In the short term, the team expect to apply their new results immediately for developing new simulation tools in their own lab. In the longer term, a quantum computer based on a multi-photon quantum walk could be used to simulate processes which themselves are governed by quantum mechanics, such as superconductivity and photosynthesis.

'Our technique could improve our understanding of such important processes and help, for example, in the development of more efficient solar cells,' adds Prof O'Brien. Other applications include the development of ultra-fast and efficient search engines, designing high-tech materials and new pharmaceuticals.

The leap from using one photon to two photons is not trivial, because the two particles need to be identical in every way and, because of the way these particles interfere, or interact, with each other. There is no direct analogue of this interaction outside of quantum physics.

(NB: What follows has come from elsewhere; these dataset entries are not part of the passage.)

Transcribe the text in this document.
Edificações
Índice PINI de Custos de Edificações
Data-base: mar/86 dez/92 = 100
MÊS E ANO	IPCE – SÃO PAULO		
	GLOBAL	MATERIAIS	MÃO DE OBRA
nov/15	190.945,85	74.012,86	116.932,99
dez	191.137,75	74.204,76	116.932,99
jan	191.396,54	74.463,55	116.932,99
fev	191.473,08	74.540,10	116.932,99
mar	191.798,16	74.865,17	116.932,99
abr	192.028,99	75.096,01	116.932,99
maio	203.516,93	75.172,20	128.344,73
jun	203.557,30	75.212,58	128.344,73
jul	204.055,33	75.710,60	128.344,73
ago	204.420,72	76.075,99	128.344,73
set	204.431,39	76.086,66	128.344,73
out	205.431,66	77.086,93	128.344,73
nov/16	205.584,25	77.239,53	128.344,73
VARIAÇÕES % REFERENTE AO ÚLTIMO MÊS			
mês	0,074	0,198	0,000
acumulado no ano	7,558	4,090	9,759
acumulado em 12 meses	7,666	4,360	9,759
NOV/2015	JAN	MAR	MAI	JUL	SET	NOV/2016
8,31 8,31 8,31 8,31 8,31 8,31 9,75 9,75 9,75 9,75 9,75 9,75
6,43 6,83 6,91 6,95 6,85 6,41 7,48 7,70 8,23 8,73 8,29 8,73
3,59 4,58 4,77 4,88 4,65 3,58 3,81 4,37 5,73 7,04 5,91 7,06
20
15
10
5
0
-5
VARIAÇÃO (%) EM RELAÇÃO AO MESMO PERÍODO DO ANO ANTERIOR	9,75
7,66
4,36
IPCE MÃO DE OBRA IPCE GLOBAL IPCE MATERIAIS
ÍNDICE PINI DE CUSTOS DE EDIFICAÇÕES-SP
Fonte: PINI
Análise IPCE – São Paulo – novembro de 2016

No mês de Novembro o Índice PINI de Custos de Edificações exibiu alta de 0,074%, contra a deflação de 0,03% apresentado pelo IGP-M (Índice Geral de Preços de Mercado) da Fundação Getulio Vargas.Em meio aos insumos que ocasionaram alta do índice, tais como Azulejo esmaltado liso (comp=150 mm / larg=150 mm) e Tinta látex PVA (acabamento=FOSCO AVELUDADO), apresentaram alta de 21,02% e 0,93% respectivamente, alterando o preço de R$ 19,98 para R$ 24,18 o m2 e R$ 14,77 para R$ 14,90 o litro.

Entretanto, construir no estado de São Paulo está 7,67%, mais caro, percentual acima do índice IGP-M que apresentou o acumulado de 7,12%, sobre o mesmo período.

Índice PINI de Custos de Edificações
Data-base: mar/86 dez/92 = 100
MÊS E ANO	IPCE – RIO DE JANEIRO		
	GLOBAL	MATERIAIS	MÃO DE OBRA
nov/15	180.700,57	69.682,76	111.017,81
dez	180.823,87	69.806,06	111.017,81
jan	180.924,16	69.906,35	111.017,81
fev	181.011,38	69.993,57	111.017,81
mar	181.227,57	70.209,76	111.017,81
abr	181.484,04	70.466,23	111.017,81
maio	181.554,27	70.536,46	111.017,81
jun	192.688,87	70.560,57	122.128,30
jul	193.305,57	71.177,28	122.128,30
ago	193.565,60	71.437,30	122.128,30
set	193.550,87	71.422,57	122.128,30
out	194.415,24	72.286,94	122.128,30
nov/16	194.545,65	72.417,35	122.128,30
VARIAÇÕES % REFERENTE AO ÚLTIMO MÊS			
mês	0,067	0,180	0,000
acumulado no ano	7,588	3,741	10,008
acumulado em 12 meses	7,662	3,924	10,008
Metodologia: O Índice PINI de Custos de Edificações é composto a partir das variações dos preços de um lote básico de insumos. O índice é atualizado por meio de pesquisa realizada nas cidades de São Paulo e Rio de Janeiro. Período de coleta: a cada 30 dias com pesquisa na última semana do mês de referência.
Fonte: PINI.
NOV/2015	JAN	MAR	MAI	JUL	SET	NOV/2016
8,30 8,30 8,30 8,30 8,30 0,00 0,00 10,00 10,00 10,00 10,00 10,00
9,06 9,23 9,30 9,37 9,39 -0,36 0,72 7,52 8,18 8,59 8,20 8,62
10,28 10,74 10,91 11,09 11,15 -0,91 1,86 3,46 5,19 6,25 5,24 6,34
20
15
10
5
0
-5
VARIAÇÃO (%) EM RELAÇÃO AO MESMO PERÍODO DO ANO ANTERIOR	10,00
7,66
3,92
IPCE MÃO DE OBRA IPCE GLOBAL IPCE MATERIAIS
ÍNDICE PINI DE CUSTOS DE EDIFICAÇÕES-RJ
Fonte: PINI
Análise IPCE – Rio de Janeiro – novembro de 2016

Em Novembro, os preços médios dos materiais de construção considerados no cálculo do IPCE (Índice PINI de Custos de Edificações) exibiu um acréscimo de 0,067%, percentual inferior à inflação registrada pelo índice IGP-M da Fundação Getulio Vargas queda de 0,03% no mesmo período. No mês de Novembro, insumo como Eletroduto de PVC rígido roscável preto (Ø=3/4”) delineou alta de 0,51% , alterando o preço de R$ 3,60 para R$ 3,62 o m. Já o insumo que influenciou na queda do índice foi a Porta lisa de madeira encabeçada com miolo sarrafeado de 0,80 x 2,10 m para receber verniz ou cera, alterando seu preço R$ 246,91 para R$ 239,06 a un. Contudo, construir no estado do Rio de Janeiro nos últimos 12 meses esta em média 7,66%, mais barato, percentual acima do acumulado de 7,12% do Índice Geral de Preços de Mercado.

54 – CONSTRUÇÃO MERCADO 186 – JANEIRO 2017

'Now that we can directly realise and observe two-photon quantum walks, the move to a three-photon, or multi-photon, device is relatively straightforward, but the results will be just as exciting,' says Prof O’Brien. 'Each time we add a photon, the complexity of the problem we are able to solve increases exponentially, so if a one-photon quantum walk has 10 outcomes, a two-photon system can give 100 outcomes and a three-photon system 1,000 solutions and so on.'

The group, which includes researchers from Tohoku University, Japan, the Weizmann Institute in Israel and the University of Twente in the Netherlands, now plans to use the chip to perform quantum mechanical simulations. The researchers are also planning to increase the complexity of their experiment not only by adding more photons, but also by using larger circuits.